LinkedIn sta diventando questo: un luogo dove molti non pubblicano per contribuire, ma per catturare; non cercano relazioni, ma conversioni; non costruiscono autorevolezza, ma pipeline. E così il professionista serio, quello che avrebbe davvero qualcosa da dire, si ritrova nello stesso acquario dei venditori seriali di appuntamenti, dei motivatori da discount, degli esperti di leadership che non riescono nemmeno a guidare il proprio ego fuori da un post.

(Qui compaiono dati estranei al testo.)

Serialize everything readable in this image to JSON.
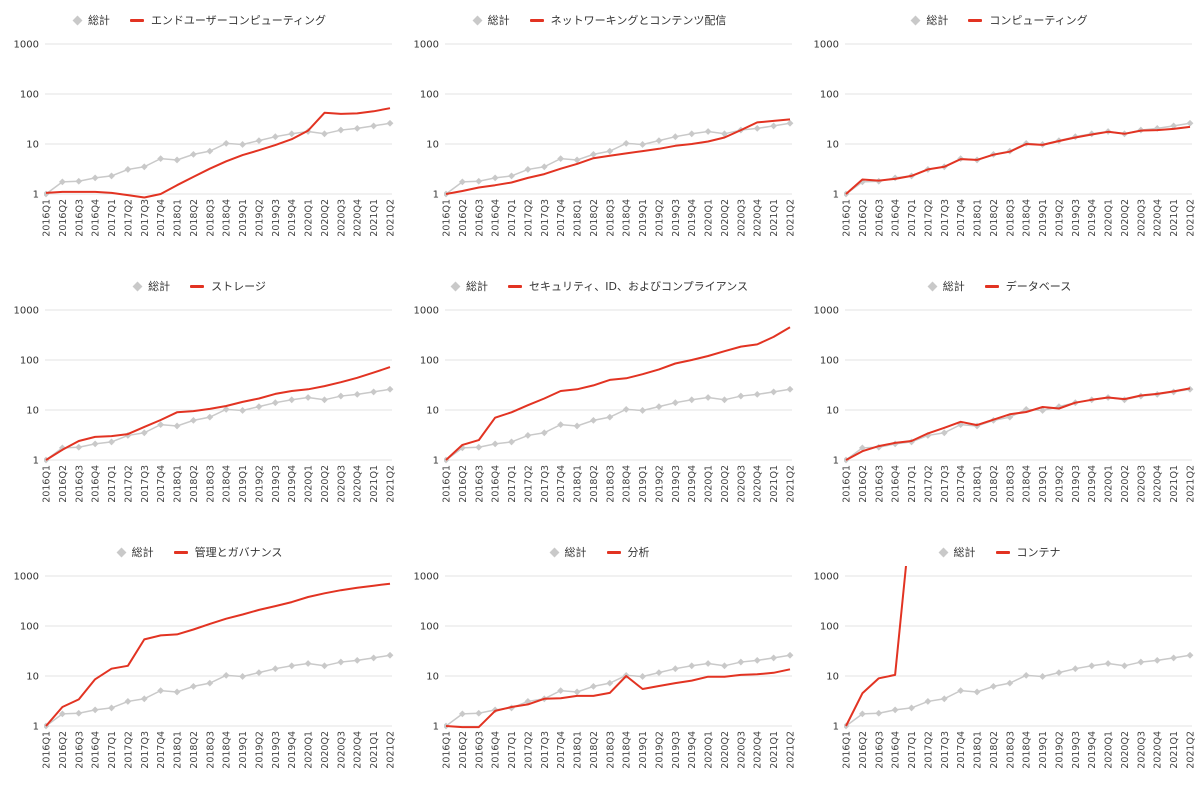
{
  "colors": {
    "total_series": "#c9c9c9",
    "category_series": "#e23322",
    "gridline": "#e3e3e3",
    "y_axis_text": "#333333",
    "x_axis_text": "#444444",
    "background": "#ffffff"
  },
  "chart_data": {
    "type": "line",
    "layout": "3x3-small-multiples",
    "y_scale": "log",
    "ylim": [
      1,
      1000
    ],
    "y_ticks": [
      1,
      10,
      100,
      1000
    ],
    "grid": true,
    "legend_position": "top-center",
    "total_series_name": "総計",
    "x": [
      "2016Q1",
      "2016Q2",
      "2016Q3",
      "2016Q4",
      "2017Q1",
      "2017Q2",
      "2017Q3",
      "2017Q4",
      "2018Q1",
      "2018Q2",
      "2018Q3",
      "2018Q4",
      "2019Q1",
      "2019Q2",
      "2019Q3",
      "2019Q4",
      "2020Q1",
      "2020Q2",
      "2020Q3",
      "2020Q4",
      "2021Q1",
      "2021Q2"
    ],
    "total_values": [
      1,
      1.75,
      1.8,
      2.1,
      2.3,
      3.1,
      3.5,
      5.1,
      4.8,
      6.2,
      7.2,
      10.3,
      9.8,
      11.7,
      14,
      16,
      17.8,
      16,
      19,
      20.5,
      23,
      26
    ],
    "charts": [
      {
        "title": "エンドユーザーコンピューティング",
        "values": [
          1.05,
          1.1,
          1.1,
          1.1,
          1.05,
          0.95,
          0.85,
          1.0,
          1.5,
          2.2,
          3.2,
          4.5,
          6,
          7.5,
          9.5,
          12.5,
          18.5,
          42,
          40,
          41,
          45,
          52
        ]
      },
      {
        "title": "ネットワーキングとコンテンツ配信",
        "values": [
          1,
          1.15,
          1.35,
          1.5,
          1.7,
          2.1,
          2.5,
          3.2,
          4.0,
          5.2,
          5.8,
          6.5,
          7.2,
          8,
          9.2,
          10,
          11.2,
          13.5,
          19,
          27,
          29,
          31
        ]
      },
      {
        "title": "コンピューティング",
        "values": [
          1,
          1.95,
          1.85,
          2.0,
          2.3,
          3.1,
          3.5,
          5.0,
          4.8,
          6.1,
          7.0,
          10,
          9.6,
          11.5,
          13.5,
          15.5,
          17.5,
          16,
          18.5,
          19,
          20,
          22
        ]
      },
      {
        "title": "ストレージ",
        "values": [
          1,
          1.6,
          2.4,
          2.9,
          3.0,
          3.3,
          4.6,
          6.3,
          9,
          9.5,
          10.5,
          12,
          14.5,
          17,
          21,
          24,
          26,
          30,
          36,
          44,
          56,
          72
        ]
      },
      {
        "title": "セキュリティ、ID、およびコンプライアンス",
        "values": [
          1,
          2,
          2.5,
          7,
          9,
          12.5,
          17,
          24,
          26,
          31,
          40,
          43,
          52,
          65,
          85,
          100,
          120,
          150,
          185,
          205,
          290,
          450
        ]
      },
      {
        "title": "データベース",
        "values": [
          1,
          1.5,
          1.9,
          2.2,
          2.4,
          3.4,
          4.4,
          5.8,
          5.0,
          6.4,
          8.2,
          9.1,
          11.5,
          10.7,
          14,
          16,
          17.8,
          16.5,
          19.5,
          21,
          23.5,
          27
        ]
      },
      {
        "title": "管理とガバナンス",
        "values": [
          1,
          2.4,
          3.4,
          8.6,
          14,
          16,
          54,
          65,
          68,
          85,
          110,
          140,
          170,
          210,
          250,
          300,
          380,
          450,
          520,
          580,
          640,
          700
        ]
      },
      {
        "title": "分析",
        "values": [
          1,
          0.95,
          0.95,
          2.0,
          2.4,
          2.7,
          3.5,
          3.6,
          4.0,
          4.0,
          4.6,
          10,
          5.5,
          6.3,
          7.2,
          8.1,
          9.7,
          9.7,
          10.5,
          10.8,
          11.6,
          13.6
        ]
      },
      {
        "title": "コンテナ",
        "values": [
          1,
          4.5,
          9,
          10.5,
          20000,
          null,
          null,
          null,
          null,
          null,
          null,
          null,
          null,
          null,
          null,
          null,
          null,
          null,
          null,
          null,
          null,
          null
        ]
      }
    ]
  }
}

Il risultato è che il valore della piattaforma si abbassa. Non perché manchino contenuti utili. Ci sono ancora analisi, esperienze, riflessioni, opportunità, confronti di qualità. Ma sono sempre più sommerse da un linguaggio standardizzato, artificiale, ripetitivo. Tutti “felici di condividere”. Tutti “onorati di annunciare”. Tutti “entusiasti di iniziare un nuovo percorso”. Tutti “a disposizione per una call conoscitiva”. Una processione di formule così finte da far rimpiangere i fax.
La responsabilità, però, non è solo della piattaforma. È anche di chi la usa. Abbiamo confuso la visibilità con la credibilità, la connessione con la relazione, la presenza digitale con l’autorevolezza. Abbiamo trasformato il networking in pesca a strascico. E quando tutti pescano a strascico, il mare si svuota.
Il paradosso è che proprio chi vende consulenza dovrebbe sapere una cosa elementare: la fiducia non si automatizza. Non nasce da un messaggio inviato tre secondi dopo l’accettazione del collegamento. Non nasce da una domanda copiata e incollata. Non nasce da un sollecito passivo-aggressivo travestito da cortesia.
La fiducia nasce dalla reputazione, dalla competenza dimostrata, dalla coerenza nel tempo. Nasce quando una persona legge ciò che scrivi, riconosce un pensiero, percepisce un metodo, individua un valore. A quel punto, se ha bisogno, ti cerca. Non deve essere inseguita con il retino. Perché se ogni collegamento diventa una trappola commerciale, alla fine le persone smettono di collegarsi. O, peggio, continuano a farlo ma non credono più a nessuno.